Votre chiot grogne ? C’est a priori tout à fait normal et un mode de communication canine tout ce qu’il y a de plus naturel. Grogner n’est pas une vilaine action en soi, c’est une façon de vous signifier un malaise. Donc, posez-vous la question, « pourquoi mon chiot grogne-t-il ? ».
L’avez-vous intimidé en le secouant par la peau du cou, tiré violemment à la laisse, lui avez-vous enlevé sa gamelle au nom de votre « supériorité », l’avez-vous dérangé pendant son sommeil, imposé des commandes d’une voix inquiétante ou agressive ? A-t-il eu peur ? Attention à ne pas lui imposer des peurs qu’il ne sait gérer car sa réaction aversive ne pourra que croître, justement.

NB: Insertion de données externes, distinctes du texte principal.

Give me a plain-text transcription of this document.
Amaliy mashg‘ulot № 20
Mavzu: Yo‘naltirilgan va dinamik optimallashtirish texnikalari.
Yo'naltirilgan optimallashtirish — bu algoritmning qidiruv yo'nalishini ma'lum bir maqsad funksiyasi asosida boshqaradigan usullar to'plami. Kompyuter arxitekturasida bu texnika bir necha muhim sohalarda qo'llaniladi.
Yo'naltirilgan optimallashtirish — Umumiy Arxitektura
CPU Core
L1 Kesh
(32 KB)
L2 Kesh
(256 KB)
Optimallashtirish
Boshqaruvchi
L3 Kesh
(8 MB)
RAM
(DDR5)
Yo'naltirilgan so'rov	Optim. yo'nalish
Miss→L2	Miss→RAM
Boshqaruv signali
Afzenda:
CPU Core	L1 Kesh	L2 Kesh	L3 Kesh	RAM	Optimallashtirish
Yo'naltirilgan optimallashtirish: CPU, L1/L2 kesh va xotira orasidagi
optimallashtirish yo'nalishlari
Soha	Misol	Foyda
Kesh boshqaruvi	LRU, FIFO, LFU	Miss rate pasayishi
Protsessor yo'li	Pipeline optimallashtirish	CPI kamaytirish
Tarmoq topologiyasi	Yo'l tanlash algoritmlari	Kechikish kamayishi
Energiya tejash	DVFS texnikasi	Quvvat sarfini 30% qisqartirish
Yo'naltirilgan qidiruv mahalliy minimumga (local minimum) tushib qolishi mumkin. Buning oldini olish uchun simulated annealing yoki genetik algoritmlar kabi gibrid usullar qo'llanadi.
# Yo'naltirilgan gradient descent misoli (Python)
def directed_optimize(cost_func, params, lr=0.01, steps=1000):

Si vous avez l’impression qu’il entre en conflit avec vous, raison de plus de rester absolument «maître de la situation» (vous êtes « l’éducateur » après tout, non ?). Donnez une commande toute simple en contrepartie (la collaboration pas la soumission), un « assis » exprimé d’une voix calme et apaisante.
Il faut proposer, suggérer même à votre chien qu’il existe une alternative acceptable et bienvenue à un comportement inacceptable (vous sauter dessus, tirer sur sa laisse) parce qu’il n’en sait rien, lui.
Quand le niveau d’excitation de votre chien est au plus haut, c’est le moment de lui opposer votre calme, justement : usez de mouvements lents et calmes, d’une voix tranquille, c’est votre langage personnel qui déterminera votre communication. Renoncez à crier, pousser, contraindre, tirer… Gardez votre laisse détendue en tout temps, choisissez de travailler dans un environnement calme et qui n’offre pas trop de distractions de préférence. Demandez peu, d’infimes performances au début… Récompensez très souvent et ne manquez jamais de récompenser un comportement que vous désirez voir se répéter.
Poussez votre chien à la réussite, pas à l’échec. Surtout, soyez plein de considération pour le jeune âge de votre petit compagnon.
Vos demandes se multiplieront, se diversifieront au fur et à mesure de la croissance de votre chien qui aura le loisir de grandir en acquérant le self-control qui lui est nécessaire et qui, surtout et avant tout, pourra créer avec vous des liens d’attachement, de respect et de confiance qui seuls vous mèneront à une collaboration fructueuse entre vous.
Laissez-lui le temps de devenir le magnifique adulte qu’il sera un jour.